Em nova derrota na justiça, Fundação Renova precisará pagar os auxílios cortados dos atingidos pelo maior desastre ambiental do Brasil

O sistema indenizatório simplificado imposto em toda a bacia do Rio Doce pela Fundação Renova sofre a segunda derrota na justiça em menos de 10 dias.

Decisão inédita do Tribunal Regional Federal da 1ª Região na semana passada anulou a obrigatoriedade de quitação definitiva dos danos sofridos por toda pessoa atingida pelo rompimento da barragem de Mariana, da Vale e BHP, ocorrido em novembro de 2015, no município de Naque (MG).

A decisão, entre outros pontos, também cancelou a imposição de contratação de advogado pagando no mínimo 10% sobre cada indenização, afirmando que a justiça para os atingidos deve ser gratuita, custeada pela Fundação Renova.

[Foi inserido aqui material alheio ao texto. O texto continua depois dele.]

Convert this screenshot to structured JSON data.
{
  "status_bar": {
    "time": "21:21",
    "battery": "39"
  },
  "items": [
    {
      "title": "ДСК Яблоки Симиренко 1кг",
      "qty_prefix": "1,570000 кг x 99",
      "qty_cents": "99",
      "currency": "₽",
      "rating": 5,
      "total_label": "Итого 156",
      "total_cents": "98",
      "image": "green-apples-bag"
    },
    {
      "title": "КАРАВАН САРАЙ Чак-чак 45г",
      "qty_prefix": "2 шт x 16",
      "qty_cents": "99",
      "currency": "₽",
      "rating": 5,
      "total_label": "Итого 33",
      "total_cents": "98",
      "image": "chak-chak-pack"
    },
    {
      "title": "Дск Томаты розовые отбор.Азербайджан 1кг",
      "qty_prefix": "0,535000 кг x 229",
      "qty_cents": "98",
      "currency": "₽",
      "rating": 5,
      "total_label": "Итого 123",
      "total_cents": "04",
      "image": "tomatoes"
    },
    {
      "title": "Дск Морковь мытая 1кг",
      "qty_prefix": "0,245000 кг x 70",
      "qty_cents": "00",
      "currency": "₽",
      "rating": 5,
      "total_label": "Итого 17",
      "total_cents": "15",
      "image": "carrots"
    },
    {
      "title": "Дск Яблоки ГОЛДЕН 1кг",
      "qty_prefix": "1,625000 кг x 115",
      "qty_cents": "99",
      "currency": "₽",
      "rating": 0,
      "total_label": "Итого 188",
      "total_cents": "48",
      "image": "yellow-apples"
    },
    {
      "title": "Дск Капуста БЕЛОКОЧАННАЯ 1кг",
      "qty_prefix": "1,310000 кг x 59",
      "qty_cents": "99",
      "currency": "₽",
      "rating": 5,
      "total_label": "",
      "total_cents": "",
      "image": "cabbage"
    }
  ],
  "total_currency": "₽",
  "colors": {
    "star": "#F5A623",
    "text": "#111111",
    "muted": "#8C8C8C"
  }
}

A decisão referente a Naque pode ser estendida para dezenas de outras cidades, como pedem Ministérios Públicos e Defensorias responsáveis pelo caso.

Ontem, nova decisão do TRF1, desta vez da desembargadora Daniele Maranhão, impôs nova derrota ao “Novel”, como é chamado o sistema que já distribuiu R$ 600 milhões para advogados de cidades pequenas e retirou valores substanciais das mãos dos atingidos.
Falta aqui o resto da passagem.